Don’t count on the housing market recovery

Thursday 15 February 2018

Falling prices and tepid sales characterise the January data from REINZ – and that leaves economists warning the current market resurgence won’t last.

By Miriam Bell

It was a rocky road for median prices in markets around the country in the first month of 2018, with many seeing significant drops on December 2017.

The national median price was down by 5.5% to $520,000 in January, as compared to $550,000 in December.

Despite this fall, once seasonally adjusted, it was still up by 7.0% on the national median price of $485,500 recorded in January 2017.

Auckland’s median price was down by 4.8% to $820,000 in January, as compared to $861,000 in December.

Once seasonally adjusted, it was down by 1.8% on January 2017’s median price of $830,000. It is also well down on its March 2017 peak of $905,000.

Of the other major centres, Wellington’s median price dropped to $500,000 in January from $560,000 in December – although it was up by 26.7% year-on-year.

Christchurch’s median price continued to flat-line on $439,000, which was a fall from December and exactly the same as January 2017.

Likewise, Hamilton’s median price saw a significant drop to $500,000 in January, as compared to December and it crept up by just 1.% on January 2017’s price.

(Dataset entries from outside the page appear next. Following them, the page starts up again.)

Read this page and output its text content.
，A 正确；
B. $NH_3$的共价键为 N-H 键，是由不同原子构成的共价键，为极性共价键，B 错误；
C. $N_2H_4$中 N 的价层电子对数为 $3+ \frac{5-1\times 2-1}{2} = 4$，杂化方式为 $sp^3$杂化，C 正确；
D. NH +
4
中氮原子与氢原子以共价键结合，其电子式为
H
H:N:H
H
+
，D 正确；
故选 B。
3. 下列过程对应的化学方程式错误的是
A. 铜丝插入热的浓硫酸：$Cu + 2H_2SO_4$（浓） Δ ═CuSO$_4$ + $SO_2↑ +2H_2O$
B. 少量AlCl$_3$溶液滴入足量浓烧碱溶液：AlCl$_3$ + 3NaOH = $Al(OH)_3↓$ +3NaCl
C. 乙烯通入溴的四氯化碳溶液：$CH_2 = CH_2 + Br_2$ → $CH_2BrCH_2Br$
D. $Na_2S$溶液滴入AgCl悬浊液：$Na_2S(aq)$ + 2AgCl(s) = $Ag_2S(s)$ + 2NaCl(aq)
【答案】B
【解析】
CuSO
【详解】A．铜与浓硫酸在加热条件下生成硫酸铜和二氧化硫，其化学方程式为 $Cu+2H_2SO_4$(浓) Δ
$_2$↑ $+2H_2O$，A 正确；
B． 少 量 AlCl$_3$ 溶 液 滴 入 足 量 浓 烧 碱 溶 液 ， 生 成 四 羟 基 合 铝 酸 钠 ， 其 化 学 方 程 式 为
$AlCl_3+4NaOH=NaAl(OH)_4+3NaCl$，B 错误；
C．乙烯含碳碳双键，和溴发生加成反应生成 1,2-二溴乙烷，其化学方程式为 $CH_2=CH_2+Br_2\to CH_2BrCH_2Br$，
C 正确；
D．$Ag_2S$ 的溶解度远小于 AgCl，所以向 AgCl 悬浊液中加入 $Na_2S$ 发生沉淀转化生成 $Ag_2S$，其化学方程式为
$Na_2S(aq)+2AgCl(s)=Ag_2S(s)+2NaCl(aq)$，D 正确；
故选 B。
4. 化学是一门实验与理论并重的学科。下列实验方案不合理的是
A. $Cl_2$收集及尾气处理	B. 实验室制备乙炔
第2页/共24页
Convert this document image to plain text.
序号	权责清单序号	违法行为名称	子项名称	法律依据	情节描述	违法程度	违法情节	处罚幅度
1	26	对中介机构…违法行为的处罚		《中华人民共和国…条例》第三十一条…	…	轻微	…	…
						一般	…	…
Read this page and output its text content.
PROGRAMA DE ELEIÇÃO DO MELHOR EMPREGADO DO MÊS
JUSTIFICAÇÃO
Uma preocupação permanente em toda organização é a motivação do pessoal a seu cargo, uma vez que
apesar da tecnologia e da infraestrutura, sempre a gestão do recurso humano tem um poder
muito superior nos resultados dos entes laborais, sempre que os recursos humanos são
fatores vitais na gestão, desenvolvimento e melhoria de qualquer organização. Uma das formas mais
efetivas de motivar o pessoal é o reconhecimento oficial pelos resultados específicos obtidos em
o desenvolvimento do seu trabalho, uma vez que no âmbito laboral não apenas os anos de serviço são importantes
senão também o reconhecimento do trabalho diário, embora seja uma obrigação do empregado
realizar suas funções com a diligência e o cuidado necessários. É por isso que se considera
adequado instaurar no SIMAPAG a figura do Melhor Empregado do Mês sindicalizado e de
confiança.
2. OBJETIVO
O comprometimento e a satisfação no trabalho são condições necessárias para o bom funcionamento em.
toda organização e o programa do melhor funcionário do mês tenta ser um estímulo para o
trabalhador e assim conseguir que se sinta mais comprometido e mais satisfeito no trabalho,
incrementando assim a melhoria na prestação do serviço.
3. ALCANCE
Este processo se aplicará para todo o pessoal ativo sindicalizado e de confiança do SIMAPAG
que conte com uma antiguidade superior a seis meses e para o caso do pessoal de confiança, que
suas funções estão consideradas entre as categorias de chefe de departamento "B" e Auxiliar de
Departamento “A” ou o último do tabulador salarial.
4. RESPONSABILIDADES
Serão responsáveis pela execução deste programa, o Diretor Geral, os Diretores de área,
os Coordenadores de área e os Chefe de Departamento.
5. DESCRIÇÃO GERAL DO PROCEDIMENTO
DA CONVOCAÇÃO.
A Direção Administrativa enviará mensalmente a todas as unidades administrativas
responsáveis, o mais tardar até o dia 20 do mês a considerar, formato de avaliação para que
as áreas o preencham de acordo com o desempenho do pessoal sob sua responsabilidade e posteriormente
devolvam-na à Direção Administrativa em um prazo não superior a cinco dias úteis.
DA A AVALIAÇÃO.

In contrast, several regions did see strong year-on-year price growth – with Otago (up 32.9% to $475,000) and Hawke’s Bay (up 18.4% to $438,000) leading the way.

Sales activity around the country has plummeted in recent months and January’s sales volumes indicate an ongoing struggle.

Nationally, there was a 3.0% decline in sales (once seasonally adjusted) in January, as compared to December.

Both Auckland and Wellington saw sales drop in January as compared to December, by 8.2% and 12.1% respectively, once seasonally adjusted.

However, REINZ chief executive Bindi Norwell says sales activity was up year-on-year both nationally and in many regions around the country.

Nationally, sales volumes were up by 2.7% year-on-year, although once seasonally adjusted they were down by 0.6%.

Norwell says January’s warmer weather helped sales, as it’s the first time they’ve seen a positive year-on-year sales increase in 19 months.

“There were some really positive figures from around the country, with 11 out of 16 regions experiencing an increase in sales when compared to the same time last year.”

The REINZ HPI shows the housing market is in a strong position for the month of January, she says.

“While people are taking more time to purchase, listings are still low compared to previous years highlighting that buyers are still facing a shortage of choice – particularly in areas such as the Hawke’s Bay and Wellington.”

Westpac chief economist Dominick Stephens says the January data is a little softer than the preceding three months.

But housing market data can be choppy on a month to month basis, particularly around the holiday season, so he is reading little into this.

Stephens says the housing market is enjoying a slight resurgence and recent falls in mortgages rates plus the easing of the LVRs mean the buoyancy is likely to continue for a few more months.

“However, later this year we would expect fixed mortgage rates to start increasing, and the government's policy program of cooling the housing market will bear on the market.

“We expect the housing market to slow later in the year and prices to fall slightly at that time.”

For ASB economist Kim Mundy, the data highlights that the housing market has yet to stage a convincing comeback and is likely to continue to move in fits and starts for a while longer.

“The opposing forces of legislative changes vs. still-strong population growth and low housing supply means that the market is likely to continue to be buffeted around for some time,” she says.

“Looking forward, we continue to expect housing shortfalls and population growth to provide a floor to house prices over 2018.”